When coming home from an adventure, it can be tempting to throw your gear in the garage until you have time to put it away. Taking the time to unpack your gear and put it away properly will not only prolong the life of it, but also keep you organized for your next adventure. This is especially true for your tent. Improper care and storage can lead to mildew growth and material breakdown. Learn how to store a tent by following the steps below.
Dry your Tent
The most important thing to do before storing your tent is to make sure it is completely dry. You can dry your tent out by setting it up indoors, or in a shaded spot outdoors. If you don’t have enough space to set it up, you can hang it until dry. A tent that is put away damp will eventually develop mildew and start to smell bad. The moisture can also damage the polyurethane waterproof coating after some time. You will know the polyurethane waterproof coating is damaged if your tent becomes flaky or the seams begin to leak. Also, if water doesn’t easily roll off the outside of your tent, you know your waterproof coatings are damaged. Check out this article to learn how to waterproof a tent.
Clean your Tent
It is important to take the time to properly clean your tent after returning home from an adventure. Cleaning off the mud, sand, tree sap or spilt beer will prolong the lifetime of your tent. Check out this article to learn how to clean a tent.
Remove From Stuff Sack
The best way to store a tent is to drape it over a hanger in your closet if you have the room. If you don't, the next best thing to do is remove your tent from the stuff sack and store it in an old pillow case or similarly sized drawstring bag. Although it is good for travel purposes, many don’t realize that the stuff sack your tent came in can actually be damaging for long term storage. You can neatly fold your tent up and place it in the bag or you can stuff it in. The extra room in the larger bag allows the tent fabrics to relax and breathe.

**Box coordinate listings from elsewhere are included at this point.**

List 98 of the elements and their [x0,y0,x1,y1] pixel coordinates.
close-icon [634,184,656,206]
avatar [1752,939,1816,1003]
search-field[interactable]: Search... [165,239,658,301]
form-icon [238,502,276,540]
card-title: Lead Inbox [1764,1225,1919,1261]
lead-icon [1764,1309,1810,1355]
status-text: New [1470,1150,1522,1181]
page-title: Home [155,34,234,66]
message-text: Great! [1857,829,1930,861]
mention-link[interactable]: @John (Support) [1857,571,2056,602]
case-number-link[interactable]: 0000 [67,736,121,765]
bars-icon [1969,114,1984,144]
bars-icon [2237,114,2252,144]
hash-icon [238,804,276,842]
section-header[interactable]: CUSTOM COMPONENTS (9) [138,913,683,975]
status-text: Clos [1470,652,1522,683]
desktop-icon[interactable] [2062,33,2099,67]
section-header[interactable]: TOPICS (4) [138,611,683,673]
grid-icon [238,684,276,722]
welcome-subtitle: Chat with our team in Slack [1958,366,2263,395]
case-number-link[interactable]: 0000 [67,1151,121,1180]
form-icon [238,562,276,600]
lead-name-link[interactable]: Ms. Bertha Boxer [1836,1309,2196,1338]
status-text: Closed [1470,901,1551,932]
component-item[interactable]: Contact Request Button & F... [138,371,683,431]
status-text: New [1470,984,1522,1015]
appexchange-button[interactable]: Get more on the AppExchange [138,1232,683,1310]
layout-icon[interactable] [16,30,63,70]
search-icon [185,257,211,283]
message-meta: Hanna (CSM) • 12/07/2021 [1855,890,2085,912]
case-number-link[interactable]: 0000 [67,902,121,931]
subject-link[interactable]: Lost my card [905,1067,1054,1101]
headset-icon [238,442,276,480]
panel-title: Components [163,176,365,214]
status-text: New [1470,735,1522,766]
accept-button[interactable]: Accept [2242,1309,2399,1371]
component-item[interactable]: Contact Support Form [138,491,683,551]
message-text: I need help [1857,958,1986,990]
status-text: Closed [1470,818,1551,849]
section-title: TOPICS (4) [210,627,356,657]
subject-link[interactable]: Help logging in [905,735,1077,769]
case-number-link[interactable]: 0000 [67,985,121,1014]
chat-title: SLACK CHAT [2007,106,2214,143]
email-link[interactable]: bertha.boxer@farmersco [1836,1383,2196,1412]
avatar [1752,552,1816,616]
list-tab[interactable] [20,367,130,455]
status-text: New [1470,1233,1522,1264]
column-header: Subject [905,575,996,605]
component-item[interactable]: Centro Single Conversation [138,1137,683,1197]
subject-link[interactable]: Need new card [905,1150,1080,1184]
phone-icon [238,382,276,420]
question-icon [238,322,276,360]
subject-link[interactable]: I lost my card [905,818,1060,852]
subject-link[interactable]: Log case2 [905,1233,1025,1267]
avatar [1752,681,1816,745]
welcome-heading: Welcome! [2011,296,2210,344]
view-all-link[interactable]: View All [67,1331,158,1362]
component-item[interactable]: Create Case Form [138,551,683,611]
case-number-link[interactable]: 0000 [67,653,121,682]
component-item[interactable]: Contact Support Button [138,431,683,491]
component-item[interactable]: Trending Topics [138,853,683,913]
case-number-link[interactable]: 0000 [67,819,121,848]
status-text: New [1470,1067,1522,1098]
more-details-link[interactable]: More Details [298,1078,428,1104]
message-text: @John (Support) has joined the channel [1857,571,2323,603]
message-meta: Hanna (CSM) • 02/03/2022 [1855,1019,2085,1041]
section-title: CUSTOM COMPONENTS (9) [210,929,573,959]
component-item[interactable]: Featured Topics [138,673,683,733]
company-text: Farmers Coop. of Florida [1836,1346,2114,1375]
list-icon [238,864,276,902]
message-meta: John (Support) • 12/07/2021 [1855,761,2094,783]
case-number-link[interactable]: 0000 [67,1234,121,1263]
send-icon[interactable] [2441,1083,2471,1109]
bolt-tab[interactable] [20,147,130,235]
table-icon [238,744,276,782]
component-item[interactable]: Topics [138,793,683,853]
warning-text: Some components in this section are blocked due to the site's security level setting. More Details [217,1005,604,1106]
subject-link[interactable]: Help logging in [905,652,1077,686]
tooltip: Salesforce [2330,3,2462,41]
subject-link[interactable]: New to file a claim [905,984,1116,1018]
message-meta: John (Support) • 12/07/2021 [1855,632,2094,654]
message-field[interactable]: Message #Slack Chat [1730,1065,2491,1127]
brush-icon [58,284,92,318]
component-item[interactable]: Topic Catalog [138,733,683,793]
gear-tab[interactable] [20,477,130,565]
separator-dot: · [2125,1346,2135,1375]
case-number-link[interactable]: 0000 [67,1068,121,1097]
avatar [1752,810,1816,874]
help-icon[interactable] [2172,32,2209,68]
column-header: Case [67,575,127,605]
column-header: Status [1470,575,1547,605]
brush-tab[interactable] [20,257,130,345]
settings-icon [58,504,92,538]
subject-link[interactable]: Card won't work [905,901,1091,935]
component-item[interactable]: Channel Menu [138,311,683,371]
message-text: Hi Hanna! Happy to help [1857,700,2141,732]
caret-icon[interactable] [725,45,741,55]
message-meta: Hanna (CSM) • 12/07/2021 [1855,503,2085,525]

You can extend the life of the shock cord by storing the poles partially assembled as this will take tension off the cord. Not everyone has space to do this, so another option is to break the poles down by starting in the middle and working towards the end. Many don’t realize that collapsing poles down like this evenly distributes tension along the cord. This will prolong the life of the shock cord and reduce the chance of the cord snapping, leaving you without shelter.
Store in a Cool Place
Try to find a cool, dry spot in your house to store your tent between adventures. Avoid storing it in damp or hot locations like the attic, basement or car. The best place to store your tent is a closet in your house. If you don’t have a spare closet, the garage is your second best option.